O episódio é bem curioso, e aparenta ser uma espécie de
história contada pelos apóstolos e não um acontecimento real. Uma das razões é
geográfica. Pedro estava em Jerusalém após a crucificação de Jesus. O rabi
retorna da morte e apresenta-se diversas vezes aos apóstolos e a outras
pessoas. De repente, o episódio narrado por João acontece em Cafarnaum, na
Galileia, a mais de cem quilômetros de caminhada da capital da Judeia. Pedro já
está novamente instalado, pescando, com barcos e redes, juntamente com outros
discípulos. Concluído o evangelho de João, temos o livro dos Atos, com Pedro
novamente em Jerusalém, no episódio mediúnico do dia de Pentecostes. Teria ele
se deslocado, mesmo tendo visto Jesus após a morte, no episódio que envolve o
ceticismo de Tomé, e depois voltado novamente a Jerusalém para construir a
primeira comunidade cristã?
O segundo motivo é literário. O episódio soa a história,
porque Jesus aparece novamente aos discípulos, reedita a pesca do dia em que
converteu os primeiros quatro, e reedita a negação de Pedro, após a refeição da
manhã, fazendo-o repetir três vezes uma declaração de amor fraternal. É uma
espécie de texto de regeneração dos apóstolos, e principalmente de Pedro, após os
eventos da crucificação.
O terceiro motivo é hermenêutico. Um episódio tão marcante
deveria aparecer em mais de um evangelho, e encontrei apenas no evangelho de
João, considerado espiritual.
A leitura do texto traduzido por Haroldo é interessante.
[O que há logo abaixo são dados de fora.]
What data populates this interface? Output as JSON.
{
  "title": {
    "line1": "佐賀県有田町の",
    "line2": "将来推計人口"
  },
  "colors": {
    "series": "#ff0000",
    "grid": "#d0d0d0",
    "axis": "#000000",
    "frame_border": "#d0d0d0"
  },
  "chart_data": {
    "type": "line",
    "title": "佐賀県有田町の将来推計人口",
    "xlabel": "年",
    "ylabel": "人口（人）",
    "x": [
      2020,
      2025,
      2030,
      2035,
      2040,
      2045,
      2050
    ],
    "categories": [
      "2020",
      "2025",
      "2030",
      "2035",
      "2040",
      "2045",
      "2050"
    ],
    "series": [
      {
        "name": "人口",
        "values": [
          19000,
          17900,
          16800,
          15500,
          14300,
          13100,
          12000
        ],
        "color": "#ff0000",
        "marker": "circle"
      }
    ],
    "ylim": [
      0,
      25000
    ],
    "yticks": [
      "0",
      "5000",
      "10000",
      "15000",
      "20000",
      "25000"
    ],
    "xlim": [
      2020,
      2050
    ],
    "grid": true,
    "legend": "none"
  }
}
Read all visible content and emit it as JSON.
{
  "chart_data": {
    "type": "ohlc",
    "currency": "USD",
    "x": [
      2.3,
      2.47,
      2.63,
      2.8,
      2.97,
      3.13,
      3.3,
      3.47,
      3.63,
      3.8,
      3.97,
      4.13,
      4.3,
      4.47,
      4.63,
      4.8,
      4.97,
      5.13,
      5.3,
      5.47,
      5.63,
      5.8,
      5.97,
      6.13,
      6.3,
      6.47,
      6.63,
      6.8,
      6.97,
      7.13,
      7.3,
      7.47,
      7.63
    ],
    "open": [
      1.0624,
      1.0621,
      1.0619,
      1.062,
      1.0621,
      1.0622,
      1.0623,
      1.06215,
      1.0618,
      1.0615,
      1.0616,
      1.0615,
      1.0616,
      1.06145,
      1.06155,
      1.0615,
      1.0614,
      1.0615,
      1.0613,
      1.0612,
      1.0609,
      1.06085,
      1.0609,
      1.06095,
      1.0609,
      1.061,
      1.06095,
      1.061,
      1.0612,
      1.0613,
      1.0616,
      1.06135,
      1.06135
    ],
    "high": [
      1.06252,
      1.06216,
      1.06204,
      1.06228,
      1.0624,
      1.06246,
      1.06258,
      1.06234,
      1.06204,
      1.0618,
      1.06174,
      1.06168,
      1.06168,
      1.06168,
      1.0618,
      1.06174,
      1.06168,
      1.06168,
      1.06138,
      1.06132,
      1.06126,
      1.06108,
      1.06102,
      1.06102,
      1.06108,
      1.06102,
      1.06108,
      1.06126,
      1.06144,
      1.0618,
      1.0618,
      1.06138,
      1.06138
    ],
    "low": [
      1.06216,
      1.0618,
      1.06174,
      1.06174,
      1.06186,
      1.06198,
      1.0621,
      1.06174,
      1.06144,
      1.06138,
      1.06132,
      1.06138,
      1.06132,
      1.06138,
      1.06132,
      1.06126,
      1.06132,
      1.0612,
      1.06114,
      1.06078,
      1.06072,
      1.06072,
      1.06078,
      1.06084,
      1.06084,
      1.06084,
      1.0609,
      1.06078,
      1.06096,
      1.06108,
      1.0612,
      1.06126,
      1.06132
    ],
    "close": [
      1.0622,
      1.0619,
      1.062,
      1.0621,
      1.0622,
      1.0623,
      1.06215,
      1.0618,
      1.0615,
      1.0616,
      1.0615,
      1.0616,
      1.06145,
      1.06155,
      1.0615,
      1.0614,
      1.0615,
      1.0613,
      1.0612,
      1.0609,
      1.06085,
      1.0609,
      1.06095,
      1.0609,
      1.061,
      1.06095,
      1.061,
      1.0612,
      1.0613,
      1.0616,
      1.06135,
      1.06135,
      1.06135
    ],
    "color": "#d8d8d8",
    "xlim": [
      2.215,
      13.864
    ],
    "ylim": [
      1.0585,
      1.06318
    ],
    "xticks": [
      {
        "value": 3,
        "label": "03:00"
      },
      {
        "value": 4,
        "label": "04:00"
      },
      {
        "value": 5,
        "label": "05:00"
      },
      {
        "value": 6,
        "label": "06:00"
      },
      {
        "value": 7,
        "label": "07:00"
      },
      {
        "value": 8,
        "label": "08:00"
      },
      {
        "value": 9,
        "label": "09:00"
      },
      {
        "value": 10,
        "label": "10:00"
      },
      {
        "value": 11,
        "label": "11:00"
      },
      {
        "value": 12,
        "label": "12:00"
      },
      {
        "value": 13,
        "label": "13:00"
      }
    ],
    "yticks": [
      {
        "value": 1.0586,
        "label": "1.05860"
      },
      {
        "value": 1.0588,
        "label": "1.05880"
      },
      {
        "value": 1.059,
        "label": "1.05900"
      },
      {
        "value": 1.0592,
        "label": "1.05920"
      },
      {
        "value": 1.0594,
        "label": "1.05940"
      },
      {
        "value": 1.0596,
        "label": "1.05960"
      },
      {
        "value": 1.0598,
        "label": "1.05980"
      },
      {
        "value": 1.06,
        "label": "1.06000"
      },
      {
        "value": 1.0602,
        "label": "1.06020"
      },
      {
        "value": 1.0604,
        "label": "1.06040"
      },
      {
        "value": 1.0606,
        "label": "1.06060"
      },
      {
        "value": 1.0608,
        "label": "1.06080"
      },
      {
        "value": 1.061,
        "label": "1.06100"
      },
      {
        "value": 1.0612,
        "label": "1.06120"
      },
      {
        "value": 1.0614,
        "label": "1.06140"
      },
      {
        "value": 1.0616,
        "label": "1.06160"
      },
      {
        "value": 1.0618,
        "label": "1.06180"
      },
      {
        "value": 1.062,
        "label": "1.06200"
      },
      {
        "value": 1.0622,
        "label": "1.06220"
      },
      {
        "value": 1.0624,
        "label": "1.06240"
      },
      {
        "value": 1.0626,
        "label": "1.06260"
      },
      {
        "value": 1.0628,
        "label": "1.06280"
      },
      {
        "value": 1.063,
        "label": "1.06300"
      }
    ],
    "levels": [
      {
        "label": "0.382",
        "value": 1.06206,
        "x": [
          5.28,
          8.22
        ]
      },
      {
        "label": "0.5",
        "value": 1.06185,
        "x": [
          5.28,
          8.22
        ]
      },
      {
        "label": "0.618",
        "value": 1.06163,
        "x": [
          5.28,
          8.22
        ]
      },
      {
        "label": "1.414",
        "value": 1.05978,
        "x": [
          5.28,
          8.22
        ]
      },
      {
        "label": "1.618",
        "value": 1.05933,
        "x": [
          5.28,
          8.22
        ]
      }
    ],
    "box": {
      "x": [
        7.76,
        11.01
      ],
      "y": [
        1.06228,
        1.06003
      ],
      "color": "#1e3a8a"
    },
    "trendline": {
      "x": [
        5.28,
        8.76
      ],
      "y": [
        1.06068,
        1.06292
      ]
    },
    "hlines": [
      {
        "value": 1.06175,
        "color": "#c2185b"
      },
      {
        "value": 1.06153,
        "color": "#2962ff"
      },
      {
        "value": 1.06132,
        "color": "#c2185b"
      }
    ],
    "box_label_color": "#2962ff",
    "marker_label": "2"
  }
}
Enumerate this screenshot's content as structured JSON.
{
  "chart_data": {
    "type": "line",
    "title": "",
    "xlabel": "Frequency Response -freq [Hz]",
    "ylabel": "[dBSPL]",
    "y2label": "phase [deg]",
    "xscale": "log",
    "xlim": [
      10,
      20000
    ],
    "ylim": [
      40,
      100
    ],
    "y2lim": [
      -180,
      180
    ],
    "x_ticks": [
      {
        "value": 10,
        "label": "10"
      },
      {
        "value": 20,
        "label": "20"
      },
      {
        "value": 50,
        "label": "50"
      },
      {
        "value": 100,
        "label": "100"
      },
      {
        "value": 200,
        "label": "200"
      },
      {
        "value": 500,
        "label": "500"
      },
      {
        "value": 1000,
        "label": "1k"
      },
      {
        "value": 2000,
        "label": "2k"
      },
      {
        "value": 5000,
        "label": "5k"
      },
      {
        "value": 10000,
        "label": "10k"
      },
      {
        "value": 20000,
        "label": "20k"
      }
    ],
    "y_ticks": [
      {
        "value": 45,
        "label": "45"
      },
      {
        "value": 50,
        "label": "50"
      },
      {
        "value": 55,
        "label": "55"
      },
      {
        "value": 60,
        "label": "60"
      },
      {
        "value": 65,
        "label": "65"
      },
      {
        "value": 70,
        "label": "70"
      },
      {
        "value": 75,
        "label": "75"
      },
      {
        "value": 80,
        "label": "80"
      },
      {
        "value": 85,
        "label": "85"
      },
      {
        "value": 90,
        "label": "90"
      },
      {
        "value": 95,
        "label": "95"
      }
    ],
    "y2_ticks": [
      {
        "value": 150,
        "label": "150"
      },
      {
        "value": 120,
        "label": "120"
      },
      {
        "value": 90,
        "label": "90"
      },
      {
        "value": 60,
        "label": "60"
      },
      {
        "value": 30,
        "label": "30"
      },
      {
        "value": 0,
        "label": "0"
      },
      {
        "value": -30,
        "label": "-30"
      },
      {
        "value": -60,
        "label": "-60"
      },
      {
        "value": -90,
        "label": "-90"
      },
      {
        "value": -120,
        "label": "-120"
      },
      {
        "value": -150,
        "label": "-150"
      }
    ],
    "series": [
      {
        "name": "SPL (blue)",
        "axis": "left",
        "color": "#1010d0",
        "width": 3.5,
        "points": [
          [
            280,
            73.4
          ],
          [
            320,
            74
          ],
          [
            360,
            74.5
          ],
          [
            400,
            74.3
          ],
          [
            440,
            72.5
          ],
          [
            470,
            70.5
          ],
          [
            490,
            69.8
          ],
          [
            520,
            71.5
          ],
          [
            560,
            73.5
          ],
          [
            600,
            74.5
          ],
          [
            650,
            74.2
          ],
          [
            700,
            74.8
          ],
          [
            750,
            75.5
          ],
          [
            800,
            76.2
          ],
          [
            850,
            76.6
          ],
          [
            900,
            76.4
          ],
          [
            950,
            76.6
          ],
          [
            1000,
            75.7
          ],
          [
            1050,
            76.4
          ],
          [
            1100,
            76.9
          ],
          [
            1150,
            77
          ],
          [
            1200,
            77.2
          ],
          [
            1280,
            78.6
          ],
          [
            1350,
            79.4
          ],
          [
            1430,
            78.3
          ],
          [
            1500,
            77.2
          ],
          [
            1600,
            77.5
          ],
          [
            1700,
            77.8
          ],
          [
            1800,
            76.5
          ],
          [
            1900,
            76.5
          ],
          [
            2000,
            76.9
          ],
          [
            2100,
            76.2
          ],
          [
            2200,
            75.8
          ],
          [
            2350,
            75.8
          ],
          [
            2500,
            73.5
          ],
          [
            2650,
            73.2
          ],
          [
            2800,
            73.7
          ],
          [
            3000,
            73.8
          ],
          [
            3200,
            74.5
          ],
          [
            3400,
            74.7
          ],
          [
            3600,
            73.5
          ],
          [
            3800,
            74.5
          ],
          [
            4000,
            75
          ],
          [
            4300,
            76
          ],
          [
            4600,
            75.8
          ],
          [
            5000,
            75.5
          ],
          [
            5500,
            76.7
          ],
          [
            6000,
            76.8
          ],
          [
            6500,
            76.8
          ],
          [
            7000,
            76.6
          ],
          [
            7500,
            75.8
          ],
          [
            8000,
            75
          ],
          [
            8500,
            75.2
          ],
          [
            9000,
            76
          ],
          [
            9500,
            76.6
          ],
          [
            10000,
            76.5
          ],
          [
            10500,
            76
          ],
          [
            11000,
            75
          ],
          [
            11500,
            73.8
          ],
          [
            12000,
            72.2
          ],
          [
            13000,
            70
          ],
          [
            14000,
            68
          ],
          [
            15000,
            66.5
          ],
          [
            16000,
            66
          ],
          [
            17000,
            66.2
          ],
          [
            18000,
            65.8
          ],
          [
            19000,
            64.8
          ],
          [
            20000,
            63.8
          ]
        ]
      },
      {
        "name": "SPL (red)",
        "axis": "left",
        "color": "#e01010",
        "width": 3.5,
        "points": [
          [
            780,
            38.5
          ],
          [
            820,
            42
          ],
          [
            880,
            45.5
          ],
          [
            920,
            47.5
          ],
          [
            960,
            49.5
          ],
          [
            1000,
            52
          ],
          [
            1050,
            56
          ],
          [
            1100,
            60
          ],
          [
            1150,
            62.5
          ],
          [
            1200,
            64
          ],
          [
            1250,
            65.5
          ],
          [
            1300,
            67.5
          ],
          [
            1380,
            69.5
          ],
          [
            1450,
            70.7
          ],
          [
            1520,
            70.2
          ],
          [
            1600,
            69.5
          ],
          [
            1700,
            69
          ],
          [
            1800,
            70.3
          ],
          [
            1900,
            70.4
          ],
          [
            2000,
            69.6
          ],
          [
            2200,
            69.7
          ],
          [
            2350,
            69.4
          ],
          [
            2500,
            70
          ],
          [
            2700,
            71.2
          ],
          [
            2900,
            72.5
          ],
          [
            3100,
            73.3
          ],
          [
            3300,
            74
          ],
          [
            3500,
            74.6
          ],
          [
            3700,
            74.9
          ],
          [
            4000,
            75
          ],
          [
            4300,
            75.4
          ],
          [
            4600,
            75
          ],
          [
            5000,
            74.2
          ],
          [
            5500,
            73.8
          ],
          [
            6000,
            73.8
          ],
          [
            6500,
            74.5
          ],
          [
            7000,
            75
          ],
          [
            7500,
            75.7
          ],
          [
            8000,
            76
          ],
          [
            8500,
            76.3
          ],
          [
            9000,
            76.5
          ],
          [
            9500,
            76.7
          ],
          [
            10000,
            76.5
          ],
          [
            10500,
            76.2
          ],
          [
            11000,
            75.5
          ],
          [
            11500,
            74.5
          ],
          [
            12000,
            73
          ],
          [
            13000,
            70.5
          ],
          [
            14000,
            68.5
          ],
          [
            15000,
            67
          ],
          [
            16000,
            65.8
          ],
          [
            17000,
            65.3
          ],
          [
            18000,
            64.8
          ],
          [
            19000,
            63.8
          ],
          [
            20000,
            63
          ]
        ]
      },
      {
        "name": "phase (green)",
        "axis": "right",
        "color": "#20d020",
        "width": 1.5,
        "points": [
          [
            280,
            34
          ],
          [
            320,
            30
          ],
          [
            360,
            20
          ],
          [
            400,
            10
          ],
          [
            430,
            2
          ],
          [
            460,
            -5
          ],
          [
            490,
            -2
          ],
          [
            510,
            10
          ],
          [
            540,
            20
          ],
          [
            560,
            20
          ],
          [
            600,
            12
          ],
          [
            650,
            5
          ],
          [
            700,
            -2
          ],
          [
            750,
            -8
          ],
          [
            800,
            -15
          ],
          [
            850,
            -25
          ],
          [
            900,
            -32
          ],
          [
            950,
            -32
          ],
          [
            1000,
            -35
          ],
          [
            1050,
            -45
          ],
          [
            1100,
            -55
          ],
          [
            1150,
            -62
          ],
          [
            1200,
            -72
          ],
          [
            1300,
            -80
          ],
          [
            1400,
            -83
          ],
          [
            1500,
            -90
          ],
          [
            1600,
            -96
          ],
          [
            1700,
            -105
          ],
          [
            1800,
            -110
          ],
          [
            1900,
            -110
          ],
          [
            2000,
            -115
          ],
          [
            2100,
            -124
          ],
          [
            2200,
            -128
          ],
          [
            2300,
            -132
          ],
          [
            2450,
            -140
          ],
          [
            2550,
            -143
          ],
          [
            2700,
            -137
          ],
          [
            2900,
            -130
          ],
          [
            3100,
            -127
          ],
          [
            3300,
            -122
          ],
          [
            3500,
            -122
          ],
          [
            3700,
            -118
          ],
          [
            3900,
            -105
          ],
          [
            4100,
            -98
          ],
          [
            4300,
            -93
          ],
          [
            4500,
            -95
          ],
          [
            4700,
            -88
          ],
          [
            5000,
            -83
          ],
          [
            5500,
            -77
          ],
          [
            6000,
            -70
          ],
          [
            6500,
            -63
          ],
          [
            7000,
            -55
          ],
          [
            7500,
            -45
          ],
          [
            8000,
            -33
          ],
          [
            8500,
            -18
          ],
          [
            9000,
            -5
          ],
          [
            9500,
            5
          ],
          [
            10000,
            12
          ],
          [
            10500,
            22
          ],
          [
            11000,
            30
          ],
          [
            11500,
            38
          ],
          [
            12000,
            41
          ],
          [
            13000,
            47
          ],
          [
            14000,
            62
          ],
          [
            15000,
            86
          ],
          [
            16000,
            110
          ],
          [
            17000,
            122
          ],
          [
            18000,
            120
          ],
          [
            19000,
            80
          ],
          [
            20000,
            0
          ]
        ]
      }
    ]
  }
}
Jesus pergunta três vezes a Pedro:
- Simão, [filho de] João, tu me amas mais do que a estes?
Ante as três respostas afirmativas do apóstolo, Jesus faz
três pedidos convergentes, mas diferentes:
- Alimenta meus cordeiros.
- Apascenta minhas ovelhas.
- Alimenta minhas ovelhas.
Alimentar e apascentar são verbos relacionados a cuidados. Apascentar
(e não pacificar), envolve as ações de conduzir e vigiar no pasto, pastorear,
ou como lemos na tradução de Haroldo, “todas as funções do pastor, tais como
guiar, levar ao pasto, nutrir, cuidar, vigiar”.. Alimentar, segundo as notas da
tradução de Haroldo Dutra, pode ser entendido como levar para pastar, oferecer
pasto.
No antigo testamento, o profeta Ezequiel (capítulo 34) diz
ter ouvido de Deus uma profecia contra os pastores de Israel. Com a leitura do
capítulo, percebe-se logo que ele não fala de ovelhas, cordeiros e pastores,
mas do povo e dos sacerdotes. Ele acusa os pastores de comer a gordura,
servir-se da lã e matar o cevado, mas não apascentar o rebanho (v. 3), ou seja,
aproveitarem-se das leis que obrigam o povo de Israel a sustentá-los, mas não
cumprir com o seu trabalho de dar assistência religiosa.
Ezequiel escreve que as ovelhas de Deus passaram a servir de
pasto às feras e foram entregues à rapina. Considerando os sacerdotes ineptos
para cuidar do povo, Ezequiel escreve que o próprio Deus distinguiria a ovelha
gorda da ovelha magra (v. 20) e que Davi se tornaria pastor de Deus e
apascentaria o rebanho (v. 23), ou seja, ele institui um novo cuidador ao mesmo
tempo em que traz de volta a si uma função que era atribuída aos sacerdotes.
A passagem de João parece fazer uma referência ao capítulo
34 de Ezequiel. Pedro é convidado por Jesus a ser o pastor das ovelhas e
cordeiros, ou seja, a executar uma função sacerdotal no lugar dos sacerdotes do
culto judeu.
Tendo ou não acontecido como está escrito, a passagem do
Evangelho de João marca a construção de uma ekklesia
cristã, de caráter religioso e comunitário, o que justifica as descrições da
comunidade de Jerusalém que encontramos no livro dos Atos dos Apóstolos. Nesta
comunidade não apenas se estudavam os evangelhos, mas também se redistribuíam
alimentos e outros bens entre os que necessitavam. O episódio das viúvas
helenistas e da instituição de diáconos (Atos, capítulo 6) ilustra bem esta
função.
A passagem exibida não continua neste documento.